FIRST THE CORRECTION: I was wrong about PayPal – I can indeed withdraw funds credited by eBay to a PayPal account. It's just that the PayPal system is so user-unfriendly – and absolutely unresponsive to "how-to" inquiries – it took me a very long time to figure out its quirks.
NOW THE GOOD NEWS: Not only am I recovering from the flu. I have picked up an additional (and very major) freelance employer. Fortunately for me, but perhaps unfortunately for readers of this weblog, my new obligation – a decidedly upscale publication – will more than triple the amount of time I spend on income-producing enterprises. It will thus reduce my available blogging-time and writing-energy accordingly. In addition, assignments from my other employer are increasing too, both in number and complexity. Hence I cannot predict how frequently I will be available to update this space, nor even whether I will at some point opt to discontinue the whole blog in the interest of economizing the use of my time. Whichever I decide, I will of course let you know; I won't pull a Washingtonienne and merely drop out of sight.
LASTLY, THE LINK: to a Ross Terrill essay on Boston.com discussing the Left's wholesale abandonment of its democratic ideals and their replacement by an ethos of ever-more-intimate (and thus ultimately obscene) submissiveness to tyranny and authoritarianism.
Here is the key passage:
Why has the historic switch of partners occurred? The left of center parties embraced identity politics from the 1970s.
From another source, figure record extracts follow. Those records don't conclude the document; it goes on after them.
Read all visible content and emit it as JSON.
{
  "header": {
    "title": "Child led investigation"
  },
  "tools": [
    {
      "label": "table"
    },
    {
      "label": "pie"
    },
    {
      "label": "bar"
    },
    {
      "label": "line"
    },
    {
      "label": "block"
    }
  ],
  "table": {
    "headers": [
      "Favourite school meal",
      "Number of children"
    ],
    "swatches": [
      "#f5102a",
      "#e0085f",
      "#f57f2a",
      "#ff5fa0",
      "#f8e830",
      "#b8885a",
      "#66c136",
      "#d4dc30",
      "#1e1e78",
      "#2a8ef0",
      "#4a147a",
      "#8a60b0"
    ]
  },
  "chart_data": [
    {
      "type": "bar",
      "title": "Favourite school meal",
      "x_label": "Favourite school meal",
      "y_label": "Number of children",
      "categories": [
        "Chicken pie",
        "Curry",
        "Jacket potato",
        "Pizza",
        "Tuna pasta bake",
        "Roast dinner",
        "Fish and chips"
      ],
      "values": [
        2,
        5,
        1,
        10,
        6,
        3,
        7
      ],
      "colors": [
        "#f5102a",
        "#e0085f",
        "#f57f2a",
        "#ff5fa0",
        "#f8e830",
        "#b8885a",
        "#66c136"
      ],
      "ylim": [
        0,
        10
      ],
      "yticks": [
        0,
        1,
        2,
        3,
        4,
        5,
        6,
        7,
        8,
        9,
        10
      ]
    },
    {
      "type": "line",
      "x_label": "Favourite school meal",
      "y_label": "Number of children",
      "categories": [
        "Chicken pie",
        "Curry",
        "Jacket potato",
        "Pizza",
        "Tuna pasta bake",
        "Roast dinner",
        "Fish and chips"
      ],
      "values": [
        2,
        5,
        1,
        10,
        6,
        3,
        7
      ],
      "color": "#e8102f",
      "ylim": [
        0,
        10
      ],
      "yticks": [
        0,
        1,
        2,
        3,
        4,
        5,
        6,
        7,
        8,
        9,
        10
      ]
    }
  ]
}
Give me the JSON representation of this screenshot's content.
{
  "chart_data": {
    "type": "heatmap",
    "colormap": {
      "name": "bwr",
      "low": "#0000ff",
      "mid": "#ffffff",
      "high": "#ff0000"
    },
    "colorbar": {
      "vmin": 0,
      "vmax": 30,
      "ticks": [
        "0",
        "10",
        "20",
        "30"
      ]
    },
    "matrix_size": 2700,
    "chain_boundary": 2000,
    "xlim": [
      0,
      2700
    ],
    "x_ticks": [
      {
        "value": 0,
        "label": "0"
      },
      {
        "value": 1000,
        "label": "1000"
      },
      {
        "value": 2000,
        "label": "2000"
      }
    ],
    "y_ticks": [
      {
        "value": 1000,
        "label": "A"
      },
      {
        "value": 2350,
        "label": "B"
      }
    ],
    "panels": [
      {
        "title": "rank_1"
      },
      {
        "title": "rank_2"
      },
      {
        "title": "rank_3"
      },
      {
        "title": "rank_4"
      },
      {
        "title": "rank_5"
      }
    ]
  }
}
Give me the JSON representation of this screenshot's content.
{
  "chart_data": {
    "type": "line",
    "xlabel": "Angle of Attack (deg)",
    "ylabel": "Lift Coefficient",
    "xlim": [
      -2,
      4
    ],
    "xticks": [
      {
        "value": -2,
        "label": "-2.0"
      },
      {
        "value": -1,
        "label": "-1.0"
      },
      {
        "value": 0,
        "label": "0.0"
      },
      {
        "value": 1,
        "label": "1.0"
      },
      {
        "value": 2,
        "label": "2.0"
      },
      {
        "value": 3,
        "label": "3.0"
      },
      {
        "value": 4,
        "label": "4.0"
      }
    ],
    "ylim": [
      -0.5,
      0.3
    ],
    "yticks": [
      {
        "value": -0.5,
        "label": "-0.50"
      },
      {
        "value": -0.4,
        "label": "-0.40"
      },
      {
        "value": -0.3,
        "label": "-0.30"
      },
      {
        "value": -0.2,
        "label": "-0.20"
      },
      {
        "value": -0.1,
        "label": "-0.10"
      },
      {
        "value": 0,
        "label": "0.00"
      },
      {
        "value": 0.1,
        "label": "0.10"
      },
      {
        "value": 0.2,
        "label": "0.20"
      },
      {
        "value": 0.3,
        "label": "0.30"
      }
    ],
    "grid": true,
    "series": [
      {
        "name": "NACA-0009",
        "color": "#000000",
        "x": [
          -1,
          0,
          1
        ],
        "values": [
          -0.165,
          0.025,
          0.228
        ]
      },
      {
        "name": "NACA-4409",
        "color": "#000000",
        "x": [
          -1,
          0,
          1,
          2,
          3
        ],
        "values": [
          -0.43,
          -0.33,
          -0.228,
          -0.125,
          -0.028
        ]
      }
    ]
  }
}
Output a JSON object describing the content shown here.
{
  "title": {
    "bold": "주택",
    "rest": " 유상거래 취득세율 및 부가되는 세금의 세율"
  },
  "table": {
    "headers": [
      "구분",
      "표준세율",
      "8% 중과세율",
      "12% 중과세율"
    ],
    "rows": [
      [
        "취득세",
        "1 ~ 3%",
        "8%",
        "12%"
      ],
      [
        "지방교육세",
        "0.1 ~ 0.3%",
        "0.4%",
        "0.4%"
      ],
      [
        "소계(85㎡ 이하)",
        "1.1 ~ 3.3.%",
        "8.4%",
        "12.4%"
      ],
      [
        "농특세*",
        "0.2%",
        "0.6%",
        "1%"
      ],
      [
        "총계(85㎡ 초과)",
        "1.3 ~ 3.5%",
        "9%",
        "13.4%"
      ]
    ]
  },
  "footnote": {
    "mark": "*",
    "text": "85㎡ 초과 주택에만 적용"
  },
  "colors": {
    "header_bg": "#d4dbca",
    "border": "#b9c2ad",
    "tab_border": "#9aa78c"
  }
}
Gays, minorities, women, and others were cultivated as building blocks for a progressive edifice...Other factors include the left's discovery that courts help the cause of social engineering more readily than ballots, and the appalling role of money in elections.
While the remainder of Terrill's discussion is enough revealing and provocative for me to list it here as a "Must Read," he nevertheless overlooks what I regard as the pivotal element in the Left's profound transmogrification from a pro-democracy movement to an advocate of a totalitarian brand of statism, a statism that – despite its socialist disguise – is closer to classical fascism than to anything else. This overlooked element is the Marxist doctrine of the Dictatorship of the Proletariat, which is essentially a politically "correct" version of the old Tammany Hall adage, "to the victors belong the spoils."
In the Marxist schemata, once the proletariat wins the "workers' revolution," it imposes an absolute dictatorship – the so-called Dictatorship of the Proletariat – during which public consciousness is radically reformed to comply with the Marxist ideal. This is accomplished by the combination of exterminating "enemies of the people" and the forcible re-education of the survivors. The Marxist ideal itself is grimly Utopian – a Golden Rule of share-and-share-alike enforced at secret-police gunpoint – which explains why Marxism becomes so attractive during hard economic times. (In theory, once the public is morally so transformed, the prevalence of Marxist consciousness will eventually render all governments obsolete, and thus the state will "wither away" – an impossible goal that nevertheless further explains the Marxist appeal.)
It is the Dictatorship of the Proletariat itself (and not the liberation of the proletariat from socioeconomic oppression) that the victim-identity cultists of the Left find so appealing. Indeed, the whole notion of such a (“compensatory”and retaliatory) dictatorship dovetails neatly with the victim-identity cults’ ever-more-strident demands for affirmative action, quota-mongering in social services, slave “reparations” etc. ad nauseum. Hence the Left of today identifies entirely with “protected” minorities – Sunni terrorists and the ousted Baath Party tyrants – and not at all with the truly oppressed. Indeed – given the Left’s brazen support for Saddam Hussein – I cannot but wonder how modern leftists would react to what happened at Petrograd in 1905, when the Czar’s troops and police sparked a revolution by massacring hundreds of peaceful demonstrators outside the Winter Palace.
Here is Terrill's own vital evidence of modern-day leftist intent:
Not least, the left cultural gate-keepers of our time in the media and academia have come to picture themselves as rivals of democracy. Telling us how we are going to vote (polls) and then why we voted (more polls) is a usurpation of democracy. Consider the arrogance of the exit poll; CNN announces the result before the result exists! For voters, the system is not theirs to infuse from below; it is the (left’s) to re-engineer from above.
This is so compelling I wonder how Terrill misses the point: that the members of today's Left see themselves not as liberators but as defacto oppressors. This is why they identify with Josef Stalin and Saddam Hussein and Osama bin Laden, why they can no longer identify even with Leon Trotskii and most certainly not with the likes of Martin Luther King Jr. or Thomas Jefferson.
The remainder of Terrill's otherwise-excellent essay is here. Enjoy the rest of the weekend; I'll be back during the days ahead, though only as time allows.